The ZXID is the global transaction ID in Zookeeper. Ultimately, it is an implementation of optimistic locking.

If you can guarantee the synchronization of shared variables, you don’t need to introduce locking.

Specifically, since you can ensure that each client knows its lock ID and whether its lock ID is valid (the largest) in the entire cluster, you can also let locked resources know who owns them!

And I personally find it very difficult to implement Martin’s “determine if you are the largest lock ID when writing data”.

Let’s say it’s Client1 and Client2 again. Client2 has not yet got the lock. At this point, Client1 is checking fencing in the last step and finds that it is the highest and is about to write data. The Client now gets the lock. Oh and clear! Another lock held by two clients!

RedLock relies too much on the clock

One of the characteristics of distributed architectures is the lack of a global clock.

Even in the real world, each place will have a different time, depending on the latitude and longitude, will be divided into zones (East 8). Distributed machines are distributed freely in geographical dimensions. So it’s inevitable that the clock on the machine is different.

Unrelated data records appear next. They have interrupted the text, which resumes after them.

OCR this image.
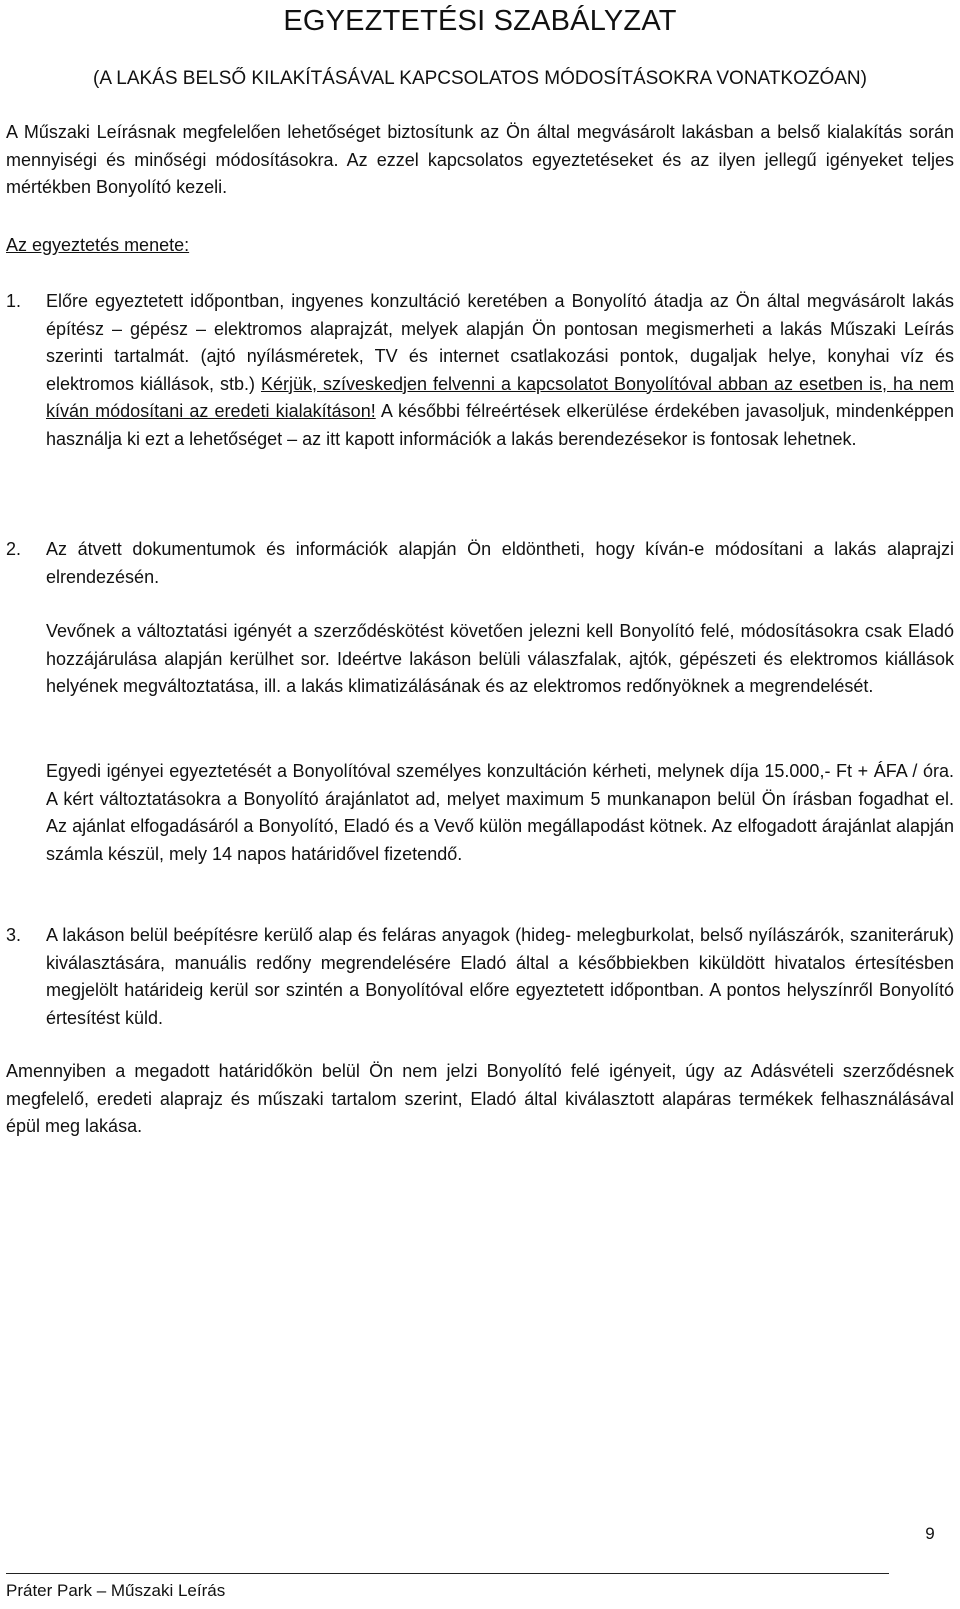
EGYEZTETÉSI SZABÁLYZAT
(A LAKÁS BELSŐ KILAKÍTÁSÁVAL KAPCSOLATOS MÓDOSÍTÁSOKRA VONATKOZÓAN)
A Műszaki Leírásnak megfelelően lehetőséget biztosítunk az Ön által megvásárolt lakásban a belső kialakítás során mennyiségi és minőségi módosításokra. Az ezzel kapcsolatos egyeztetéseket és az ilyen jellegű igényeket teljes mértékben Bonyolító kezeli.
Az egyeztetés menete:
1.	Előre egyeztetett időpontban, ingyenes konzultáció keretében a Bonyolító átadja az Ön által megvásárolt lakás építész – gépész – elektromos alaprajzát, melyek alapján Ön pontosan megismerheti a lakás Műszaki Leírás szerinti tartalmát. (ajtó nyílásméretek, TV és internet csatlakozási pontok, dugaljak helye, konyhai víz és elektromos kiállások, stb.) Kérjük, szíveskedjen felvenni a kapcsolatot Bonyolítóval abban az esetben is, ha nem kíván módosítani az eredeti kialakításon! A későbbi félreértések elkerülése érdekében javasoljuk, mindenképpen használja ki ezt a lehetőséget – az itt kapott információk a lakás berendezésekor is fontosak lehetnek.
2.	Az átvett dokumentumok és információk alapján Ön eldöntheti, hogy kíván-e módosítani a lakás alaprajzi elrendezésén.
Vevőnek a változtatási igényét a szerződéskötést követően jelezni kell Bonyolító felé, módosításokra csak Eladó hozzájárulása alapján kerülhet sor. Ideértve lakáson belüli válaszfalak, ajtók, gépészeti és elektromos kiállások helyének megváltoztatása, ill. a lakás klimatizálásának és az elektromos redőnyöknek a megrendelését.
Egyedi igényei egyeztetését a Bonyolítóval személyes konzultáción kérheti, melynek díja 15.000,- Ft + ÁFA / óra. A kért változtatásokra a Bonyolító árajánlatot ad, melyet maximum 5 munkanapon belül Ön írásban fogadhat el. Az ajánlat elfogadásáról a Bonyolító, Eladó és a Vevő külön megállapodást kötnek. Az elfogadott árajánlat alapján számla készül, mely 14 napos határidővel fizetendő.
3.	A lakáson belül beépítésre kerülő alap és feláras anyagok (hideg- melegburkolat, belső nyílászárók, szaniteráruk) kiválasztására, manuális redőny megrendelésére Eladó által a későbbiekben kiküldött hivatalos értesítésben megjelölt határideig kerül sor szintén a Bonyolítóval előre egyeztetett időpontban. A pontos helyszínről Bonyolító értesítést küld.
Amennyiben a megadott határidőkön belül Ön nem jelzi Bonyolító felé igényeit, úgy az Adásvételi szerződésnek megfelelő, eredeti alaprajz és műszaki tartalom szerint, Eladó által kiválasztott alapáras termékek felhasználásával épül meg lakása.
9
Práter Park – Műszaki Leírás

Even NTP (clock synchronization server) does not guarantee the reliability of the clock. For example, clock back, clock drift and other problems. Clock callback is a problem encountered in snowflake algorithm. If you are interested, see how the Snowflake algorithm solves the clock rollback problem. By the way, the snowflake algorithm does not guarantee strict increments, because the distributed time of each machine is not strictly synchronized.

Let’s review the RedLock algorithm:

  1. Gets the current timestamp
  2. Use the same Key with a timeout, issue a lock request to the Redis cluster, and set a timeout to the client, so that the client does not wait for the Redis instance to hang. (Client timeout should be shorter than Key timeout)
  3. If more than half of the instances successfully acquired the lock and did not exceed the client timeout (calculated according to Step 1), the client is considered to have successfully acquired the lock.
  4. If the lock fails to be acquired, for example, not half of the clients are locked successfully or the client has timed out, the lock is considered to have failed and the client needs to send a unlock request (DEL) to all instances of Redis.

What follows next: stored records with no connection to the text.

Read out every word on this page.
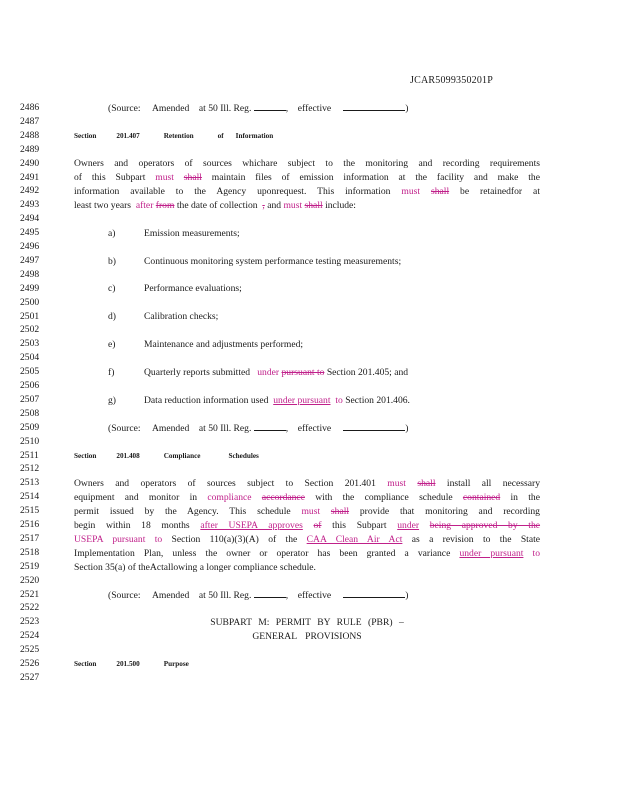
JCAR5099350201P
2486
2487
2488
2489
2490
2491
2492
2493
2494
2495
2496
2497
2498
2499
2500
2501
2502
2503
2504
2505
2506
2507
2508
2509
2510
2511
2512
2513
2514
2515
2516
2517
2518
2519
2520
2521
2522
2523
2524
2525
2526
2527
(Source: Amended at 50 Ill. Reg.	, effective	)
Section	201.407	Retention	of Information
Owners and operators of sources whichare subject to the monitoring and recording requirements
of this Subpart must shall maintain files of emission information at the facility and make the
information available to the Agency uponrequest. This information must shall be retainedfor at
least two years after from the date of collection , and must shall include:
a)	Emission measurements;
b)	Continuous monitoring system performance testing measurements;
c)	Performance evaluations;
d)	Calibration checks;
e)	Maintenance and adjustments performed;
f)	Quarterly reports submitted under pursuant to Section 201.405; and
g)	Data reduction information used under pursuant to Section 201.406.
(Source: Amended at 50 Ill. Reg.	, effective	)
Section	201.408	Compliance	Schedules
Owners and operators of sources subject to Section 201.401 must shall install all necessary
equipment and monitor in compliance accordance with the compliance schedule contained in the
permit issued by the Agency. This schedule must shall provide that monitoring and recording
begin within 18 months after USEPA approves of this Subpart under being approved by the
USEPA pursuant to Section 110(a)(3)(A) of the CAA Clean Air Act as a revision to the State
Implementation Plan, unless the owner or operator has been granted a variance under pursuant to
Section 35(a) of theActallowing a longer compliance schedule.
(Source: Amended at 50 Ill. Reg.	, effective	)
SUBPART M: PERMIT BY RULE (PBR) –
GENERAL PROVISIONS
Section	201.500	Purpose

Let’s take a look at where RedLcok spends its time:

  • In step 3, we need to get the current timestamp, then subtract the timestamp obtained in step 1, curtime-startTime, and then compare it with the client timeout to see if it times out.

  • Keys stored in Redis also expire depending on time.

If a clock rollback problem occurs, Redis_3 time jumps forward, causing the lock to be released early at Redis_3 and then taken advantage of by ClientB. Direct Barbie Q.

Martin criticized RedLock’s algorithm for being too time-dependent, which roughly means that it emphasizes that a good algorithm may not get the right answer immediately, but it will give the right answer in the future, rather than the wrong answer, no matter there is a problem in the time dimension or in network communication.

It smells like final consistency!

conclusion

  • There are two very big problems with the RedLock algorithm. 1. The client cannot sense the lock failure. 2. RedLock relies too much on the clock.
  • If data consistency requirements are strict, you are advised to use Zookeeper to implement distributed locks.

We do see that The RedLock algorithm does have its limitations in a distributed environment. However, I personally believe that Redis is the middleware of AP architecture in the CAP theorem, and it is not suitable and unnecessary for lock to guarantee C. If the data is really consistent, use CP middleware such as Zookeeper.

Take caching and database consistency, even though we all know that cache-aside Pattern can have inconsistent rows. Even delayed dual deletion is not guaranteed. But it will be used because not many businesses need Canal’s rigorously consistent middleware.

As always, talking about technology without business is playing rogue.